From owner-freebsd-current@FreeBSD.ORG  Wed Jun 30 19:35:49 2004
Return-Path: <owner-freebsd-current@FreeBSD.ORG>
Delivered-To: freebsd-current@freebsd.org
Received: from mx1.FreeBSD.org (mx1.freebsd.org [216.136.204.125])
	by hub.freebsd.org (Postfix) with ESMTP id 8BF6F16A4CF
	for <current@freebsd.org>; Wed, 30 Jun 2004 19:35:49 +0000 (GMT)
Received: from smtp-gw-cl-c.dmv.com (smtp-gw-cl-c.dmv.com [216.240.97.41])
	by mx1.FreeBSD.org (Postfix) with ESMTP id 0F59643D39
	for <current@freebsd.org>; Wed, 30 Jun 2004 19:35:49 +0000 (GMT)
	(envelope-from sven@dmv.com)
Received: from lanshark.dmv.com (lanshark.dmv.com [216.240.97.46])
	by smtp-gw-cl-c.dmv.com (8.12.10/8.12.10) with ESMTP id i5UJZG9D029221
	for <current@freebsd.org>; Wed, 30 Jun 2004 15:35:16 -0400 (EDT)
	(envelope-from sven@dmv.com)
From: Sven Willenberger <sven@dmv.com>
To: current@freebsd.org
Content-Type: text/plain
Date: Wed, 30 Jun 2004 15:34:05 -0400
Message-Id: <1088624045.1179.25.camel@lanshark.dmv.com>
Mime-Version: 1.0
X-Mailer: Evolution 1.5.9 
Content-Transfer-Encoding: 7bit
X-Scanned-By: MIMEDefang 2.39
Subject: Stack backtrace: how can I help?
X-BeenThere: freebsd-current@freebsd.org
X-Mailman-Version: 2.1.1
Precedence: list
List-Id: Discussions about the use of FreeBSD-current
	<freebsd-current.freebsd.org>
List-Unsubscribe: <http://lists.freebsd.org/mailman/listinfo/freebsd-current>,
	<mailto:freebsd-current-request@freebsd.org?subject=unsubscribe>
List-Archive: <http://lists.freebsd.org/pipermail/freebsd-current>
List-Post: <mailto:freebsd-current@freebsd.org>
List-Help: <mailto:freebsd-current-request@freebsd.org?subject=help>
List-Subscribe: <http://lists.freebsd.org/mailman/listinfo/freebsd-current>,
	<mailto:freebsd-current-request@freebsd.org?subject=subscribe>
X-List-Received-Date: Wed, 30 Jun 2004 19:35:49 -0000

My abilities to dig into kernel routines, etc is very limited so I am
asking how I can help those who may be able to fix this recurring
problem.

This has been posted by myself and others with utterly no response from
anyone other than one response saying "it must be a bug".

Under heavy loads, on 5.2.1-P8 systems, I get a Stack backtrace relating
to flushing dirty buffers (ffs_fsync).

the relevant code from ffs_softdep.c ( src/sys/ufs/ffs/ffs_softdep.c,v
1.149 2003/10/23 21:14:08 jhb )

getdirtybuf(bpp, mtx, waitfor)
        struct buf **bpp;
        struct mtx *mtx;
        int waitfor;
{
        struct buf *bp;
        int error;

        /*
         * XXX This code and the code that calls it need to be reviewed
to
         * verify its use of the vnode interlock.
         */

        for (;;) {
                if ((bp = *bpp) == NULL)
                        return (0);
                if (bp->b_vp == NULL)
                        backtrace();
.....

It does seem related to the load created by perl (these machines run
spamassassin through either mimedefang or milter-spamc) and are now
running 5.8.4; the upgrade to perl made no difference ... still getting
these backtraces.

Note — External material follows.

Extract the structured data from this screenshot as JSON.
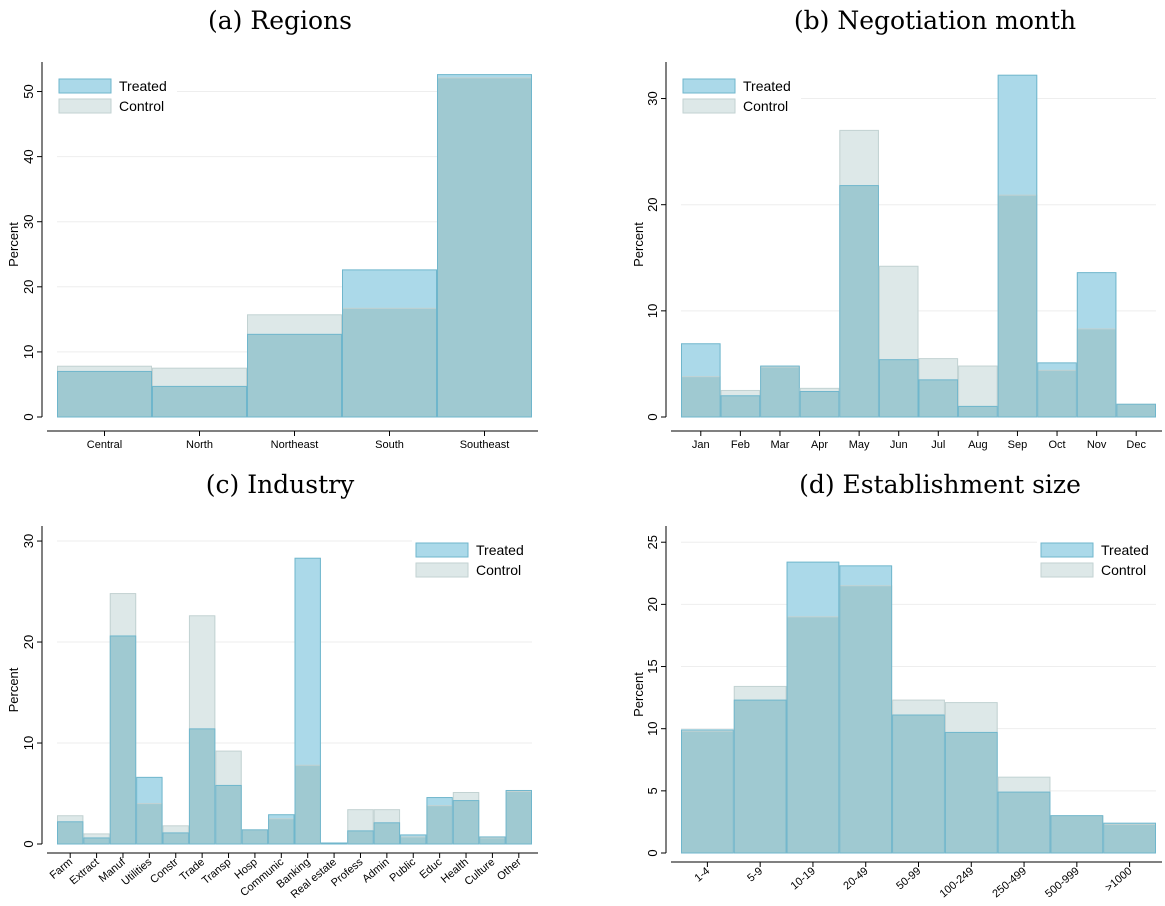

Each machine handles (filters) roughly 120K email
messages per day.

a) what additional information would be of help here
b) what can I do to help troubleshoot this -- for the most part the
machines recover after the backtrace (of course they are inoperable
during the time the trace is generated creating further backlog/work for
the other machines in the cluster) although occasionally it will cause a
panic and either reboot or hang at sync.
c) is it possible to cvsup the latest ffs files and make install those
without killing the machine?